Писатель Глеб Успенский проникновенно описывал моральные установки народников. Для него «народ» представлял собой не просто группу сельскохозяйственных работников, а нравственный образец. Люди из народа, утверждал он, «терпеливы и могучи в несчастиях, молоды душою, мужественно сильны и детски кротки, – словом, народ, который держит на своих плечах всех и вся, – народ, который мы любим, к которому идем за исцелением душевных мук»[567].
Но разделять нравственные установки еще не значит обладать знанием. Такое приписывание черт характера основано не на эмпирических фактах, а на стремлении облегчить «душевные муки». «Народ для нас всех – все еще теория и продолжает стоять загадкой, – отмечал Достоевский. – Все мы, любители народа, смотрим на него как на теорию, и, кажется, ровно никто из нас не любит его таким, каким он есть в самом деле, а лишь таким, каким мы его каждый себе представили»[568].
Помимо всего прочего, народники разделяли общую психологию. Порвав со своими семьями, многие из них испытывали чувство «сиротства» (эта тема была характерна для сочинений того периода) и глубокое одиночество, зачастую отягощаемое виной за относительное благополучие своих семей[569]. Такое чувство вины преследовало Успенского с самого детства и стало доминирующим в его характере. Чувствуя себя ответственным за жестокость деда и соучастником грехов своих предков, Успенский полагал, что все вокруг упрекают его. Он вспоминал, что «в церкви я был виноват перед всеми этими угодниками, образами, паникадилами. В школе я был виноват перед всеми, начиная со сторожа – куда! – с вешалки, на которой вешал свою шинель; на улице каждая собака (мне казалось) так только и ждала моего появления, чтоб меня если не совсем съесть, то уж непременно укусить»[570].
Подобно некоторым героям Достоевского, Успенский стремился к страданию. «Я чувствовал, что должен столкнуться с чем-то отвратительным, тем, что отравит мое существование. … Мои мысли, снова начавшие меня мучить, искали чего-то тягостного, какого-то возмутительного поступка, чтобы облегчить тяжелое чувство пробуждения боли, причинив мне такую же боль»[571].
Прибыв в столицу, юный Успенский поклялся начать новую жизнь, сочинить «новую духовную генеалогию» и полностью измениться. «Когда настал шестьдесят первый год, взять с собой в “дальнюю дорогу” что-нибудь из моего прошлого было решительно невозможно, – вспоминал он. – Ровно ничего, ни капельки; напротив, чтобы жить хоть как-нибудь, надо было непременно, до последней капли забыть все это прошлое, истребить в себе все внедренные им качества»[572]. Конечно же, это невозможно, потому что даже самая радикальная революция не стирает все следы прошлого.
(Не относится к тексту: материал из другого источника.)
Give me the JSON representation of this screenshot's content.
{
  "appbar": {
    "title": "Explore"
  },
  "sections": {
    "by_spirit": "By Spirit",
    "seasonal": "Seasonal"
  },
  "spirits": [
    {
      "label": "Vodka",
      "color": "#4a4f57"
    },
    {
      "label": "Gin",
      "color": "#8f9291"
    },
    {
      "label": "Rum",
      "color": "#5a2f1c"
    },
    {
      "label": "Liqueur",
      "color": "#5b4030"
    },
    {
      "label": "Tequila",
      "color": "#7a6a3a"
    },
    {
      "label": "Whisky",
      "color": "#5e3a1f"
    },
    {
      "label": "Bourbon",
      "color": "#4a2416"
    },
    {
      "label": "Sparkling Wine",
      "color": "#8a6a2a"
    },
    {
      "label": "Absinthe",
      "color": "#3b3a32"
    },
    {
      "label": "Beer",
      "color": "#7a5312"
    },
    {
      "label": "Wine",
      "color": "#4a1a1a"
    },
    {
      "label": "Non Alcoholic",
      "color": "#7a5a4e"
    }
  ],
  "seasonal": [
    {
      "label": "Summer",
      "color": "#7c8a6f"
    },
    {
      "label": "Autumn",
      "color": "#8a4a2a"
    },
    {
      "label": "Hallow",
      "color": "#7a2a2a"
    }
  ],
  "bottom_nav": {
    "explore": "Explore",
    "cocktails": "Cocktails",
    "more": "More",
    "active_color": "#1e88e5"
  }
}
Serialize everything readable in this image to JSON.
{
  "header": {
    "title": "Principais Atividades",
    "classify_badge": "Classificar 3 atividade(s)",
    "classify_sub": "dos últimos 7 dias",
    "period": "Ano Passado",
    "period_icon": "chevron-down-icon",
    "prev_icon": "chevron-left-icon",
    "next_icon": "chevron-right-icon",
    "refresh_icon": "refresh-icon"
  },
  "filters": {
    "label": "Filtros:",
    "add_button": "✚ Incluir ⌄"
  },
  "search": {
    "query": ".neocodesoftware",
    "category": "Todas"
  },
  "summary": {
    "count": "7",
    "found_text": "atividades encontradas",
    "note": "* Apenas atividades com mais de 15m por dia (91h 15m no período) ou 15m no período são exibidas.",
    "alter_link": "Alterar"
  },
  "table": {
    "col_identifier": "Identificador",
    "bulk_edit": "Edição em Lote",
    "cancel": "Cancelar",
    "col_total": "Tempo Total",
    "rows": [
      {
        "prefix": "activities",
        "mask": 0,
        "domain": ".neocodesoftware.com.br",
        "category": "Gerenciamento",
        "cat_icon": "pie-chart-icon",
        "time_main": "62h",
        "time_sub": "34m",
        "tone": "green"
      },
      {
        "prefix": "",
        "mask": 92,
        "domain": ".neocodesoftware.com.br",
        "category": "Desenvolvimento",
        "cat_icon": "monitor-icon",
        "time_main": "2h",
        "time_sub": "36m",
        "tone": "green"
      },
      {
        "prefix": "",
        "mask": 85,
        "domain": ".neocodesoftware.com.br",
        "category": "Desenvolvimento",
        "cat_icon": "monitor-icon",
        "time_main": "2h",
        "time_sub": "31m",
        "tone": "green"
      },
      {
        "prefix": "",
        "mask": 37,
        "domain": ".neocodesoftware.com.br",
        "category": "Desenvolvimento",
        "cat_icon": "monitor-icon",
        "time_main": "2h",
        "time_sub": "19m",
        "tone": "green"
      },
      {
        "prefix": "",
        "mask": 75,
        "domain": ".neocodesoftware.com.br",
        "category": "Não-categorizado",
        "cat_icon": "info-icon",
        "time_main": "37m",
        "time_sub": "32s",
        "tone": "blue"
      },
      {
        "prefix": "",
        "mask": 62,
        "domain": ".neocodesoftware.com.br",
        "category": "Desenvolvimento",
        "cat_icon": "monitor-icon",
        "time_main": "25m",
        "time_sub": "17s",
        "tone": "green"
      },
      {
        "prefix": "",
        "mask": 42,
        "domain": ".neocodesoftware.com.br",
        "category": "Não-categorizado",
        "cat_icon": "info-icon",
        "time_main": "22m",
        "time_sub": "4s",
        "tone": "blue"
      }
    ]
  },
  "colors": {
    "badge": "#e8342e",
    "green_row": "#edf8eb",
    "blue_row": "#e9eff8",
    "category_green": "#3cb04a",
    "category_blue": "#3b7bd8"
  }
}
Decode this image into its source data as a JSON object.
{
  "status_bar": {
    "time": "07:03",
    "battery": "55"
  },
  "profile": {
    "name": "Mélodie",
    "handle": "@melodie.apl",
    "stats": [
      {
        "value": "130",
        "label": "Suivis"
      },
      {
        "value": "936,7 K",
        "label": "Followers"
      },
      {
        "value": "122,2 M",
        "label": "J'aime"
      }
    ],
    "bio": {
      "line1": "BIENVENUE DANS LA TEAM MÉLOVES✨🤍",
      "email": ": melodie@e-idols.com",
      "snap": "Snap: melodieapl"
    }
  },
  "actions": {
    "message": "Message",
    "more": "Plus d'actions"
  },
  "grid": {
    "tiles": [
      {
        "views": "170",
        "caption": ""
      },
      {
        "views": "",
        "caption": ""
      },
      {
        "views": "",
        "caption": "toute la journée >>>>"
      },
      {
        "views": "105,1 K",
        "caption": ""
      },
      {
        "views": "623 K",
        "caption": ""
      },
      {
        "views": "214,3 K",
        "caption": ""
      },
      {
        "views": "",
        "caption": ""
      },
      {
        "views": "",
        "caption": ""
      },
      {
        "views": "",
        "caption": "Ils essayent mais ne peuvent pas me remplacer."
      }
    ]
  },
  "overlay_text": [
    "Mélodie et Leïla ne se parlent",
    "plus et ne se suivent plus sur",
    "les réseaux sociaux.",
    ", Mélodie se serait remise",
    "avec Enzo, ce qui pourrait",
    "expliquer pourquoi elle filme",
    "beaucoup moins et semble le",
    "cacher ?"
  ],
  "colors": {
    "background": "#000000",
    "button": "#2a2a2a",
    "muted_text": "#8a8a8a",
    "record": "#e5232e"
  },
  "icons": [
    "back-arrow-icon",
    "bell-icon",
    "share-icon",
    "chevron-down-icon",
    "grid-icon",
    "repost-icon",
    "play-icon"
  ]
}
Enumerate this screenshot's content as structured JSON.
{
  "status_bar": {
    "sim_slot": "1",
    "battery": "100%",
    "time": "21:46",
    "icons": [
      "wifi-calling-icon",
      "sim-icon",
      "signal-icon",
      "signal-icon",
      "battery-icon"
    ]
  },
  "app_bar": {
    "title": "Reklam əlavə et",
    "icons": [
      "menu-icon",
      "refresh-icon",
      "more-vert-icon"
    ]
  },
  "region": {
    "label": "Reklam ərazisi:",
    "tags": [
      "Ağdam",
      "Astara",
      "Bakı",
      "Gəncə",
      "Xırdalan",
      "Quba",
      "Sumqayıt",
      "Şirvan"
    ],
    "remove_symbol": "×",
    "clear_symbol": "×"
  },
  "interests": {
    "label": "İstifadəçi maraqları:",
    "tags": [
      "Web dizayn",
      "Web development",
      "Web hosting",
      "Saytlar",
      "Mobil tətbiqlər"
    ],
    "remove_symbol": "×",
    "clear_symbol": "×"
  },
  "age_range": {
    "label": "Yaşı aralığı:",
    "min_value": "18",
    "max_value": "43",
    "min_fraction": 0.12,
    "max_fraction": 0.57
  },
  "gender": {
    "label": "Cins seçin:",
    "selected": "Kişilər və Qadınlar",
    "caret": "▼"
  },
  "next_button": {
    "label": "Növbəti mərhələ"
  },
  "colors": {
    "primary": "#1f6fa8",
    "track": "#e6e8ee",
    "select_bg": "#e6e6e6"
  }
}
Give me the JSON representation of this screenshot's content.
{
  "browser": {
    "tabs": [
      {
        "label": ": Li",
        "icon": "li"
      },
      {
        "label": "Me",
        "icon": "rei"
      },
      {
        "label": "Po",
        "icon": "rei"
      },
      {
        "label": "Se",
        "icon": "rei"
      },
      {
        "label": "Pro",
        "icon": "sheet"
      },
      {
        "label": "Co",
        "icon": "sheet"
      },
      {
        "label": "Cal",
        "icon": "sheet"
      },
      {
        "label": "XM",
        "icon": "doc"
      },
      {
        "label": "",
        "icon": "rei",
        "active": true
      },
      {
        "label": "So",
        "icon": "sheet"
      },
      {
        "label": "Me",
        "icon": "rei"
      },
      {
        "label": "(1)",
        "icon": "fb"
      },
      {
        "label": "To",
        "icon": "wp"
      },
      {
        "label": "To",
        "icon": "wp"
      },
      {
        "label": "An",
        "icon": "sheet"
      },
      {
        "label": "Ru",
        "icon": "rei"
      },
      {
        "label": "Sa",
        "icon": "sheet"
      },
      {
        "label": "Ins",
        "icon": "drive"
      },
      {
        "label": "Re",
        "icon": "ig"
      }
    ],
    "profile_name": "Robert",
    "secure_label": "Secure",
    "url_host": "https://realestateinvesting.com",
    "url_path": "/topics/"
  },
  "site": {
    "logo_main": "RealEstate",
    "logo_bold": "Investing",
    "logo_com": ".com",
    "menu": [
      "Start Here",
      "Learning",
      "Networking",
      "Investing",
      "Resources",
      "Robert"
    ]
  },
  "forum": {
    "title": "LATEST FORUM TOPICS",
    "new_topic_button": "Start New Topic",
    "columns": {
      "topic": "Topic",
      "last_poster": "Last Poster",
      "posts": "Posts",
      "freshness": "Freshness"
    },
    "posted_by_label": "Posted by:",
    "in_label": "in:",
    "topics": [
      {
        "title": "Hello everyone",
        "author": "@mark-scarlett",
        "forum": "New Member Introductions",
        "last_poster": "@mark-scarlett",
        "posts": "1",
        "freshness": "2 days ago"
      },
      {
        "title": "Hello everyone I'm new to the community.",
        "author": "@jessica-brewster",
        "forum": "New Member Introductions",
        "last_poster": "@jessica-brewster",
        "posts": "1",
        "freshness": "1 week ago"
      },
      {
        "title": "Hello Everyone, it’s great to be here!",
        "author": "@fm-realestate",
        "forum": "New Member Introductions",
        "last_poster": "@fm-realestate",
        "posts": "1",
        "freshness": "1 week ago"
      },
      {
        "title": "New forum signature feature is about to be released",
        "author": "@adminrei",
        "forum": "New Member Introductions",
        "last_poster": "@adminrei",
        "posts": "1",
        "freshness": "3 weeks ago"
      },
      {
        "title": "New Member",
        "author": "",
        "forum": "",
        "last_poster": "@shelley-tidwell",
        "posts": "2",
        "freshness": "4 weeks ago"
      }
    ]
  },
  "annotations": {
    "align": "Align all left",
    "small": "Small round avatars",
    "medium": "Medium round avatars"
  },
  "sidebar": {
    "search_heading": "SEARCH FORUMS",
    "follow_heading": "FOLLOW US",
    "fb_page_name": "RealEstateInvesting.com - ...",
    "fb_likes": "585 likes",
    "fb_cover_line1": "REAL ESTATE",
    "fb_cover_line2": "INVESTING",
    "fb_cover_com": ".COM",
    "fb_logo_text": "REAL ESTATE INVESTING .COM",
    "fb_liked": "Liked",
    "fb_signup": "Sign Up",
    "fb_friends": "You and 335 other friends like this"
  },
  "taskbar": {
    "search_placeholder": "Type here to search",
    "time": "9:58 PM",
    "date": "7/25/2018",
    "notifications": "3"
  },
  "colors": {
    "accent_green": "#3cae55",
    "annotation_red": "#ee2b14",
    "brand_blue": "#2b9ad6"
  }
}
Интеллигенция не стала достойной нравственных стандартов Успенского, и потому он, как и многие другие, искал свой идеал в «народе». Лидер народников Марк Натансон призывал интеллигентов стать смиренными слугами народа, который он считал нравственно совершенным, поскольку тот жил в общинах и, таким образом, отвергал частную собственность. Термин «народник», изначально являвшийся насмешливым, превратился в знак почета[573].
И хотя крестьяне были культурно далеки от интеллигенции, «антропологический принцип» Чернышевского внушал, что все люди на самом деле одинаковы (у них у всех одинаковая селезенка, как говорил тургеневский Базаров). Чернышевский утверждал, что в таком случае «вам не нужно много хлопотать об изучении народа, чтобы знать, что ему нужно …. Предположите, что на дюжинных людей в народе действуют те же расчеты и побуждения, какие действуют на дюжинных людей вашего круга, и это будет правда». Крестьяне, по мнению Чернышевского, были такими же, как интеллигенты, и разделяли их идеи и точку зрения[574]. Однако это было очень далеко от истины.
Некоторые полагали, что интеллигенты должны стереть все то, что отличало их от крестьян, подражая им или, как говорили, сливаясь с ними. Такие интеллигенты обучались крестьянским ремеслам и уезжали в деревню, где оказывалось, что крестьяне не желают иметь дело с этими фальшивыми сапожниками и кузнецами. Более того, крестьяне обожествляли царскую власть и верили в самые дикие предрассудки.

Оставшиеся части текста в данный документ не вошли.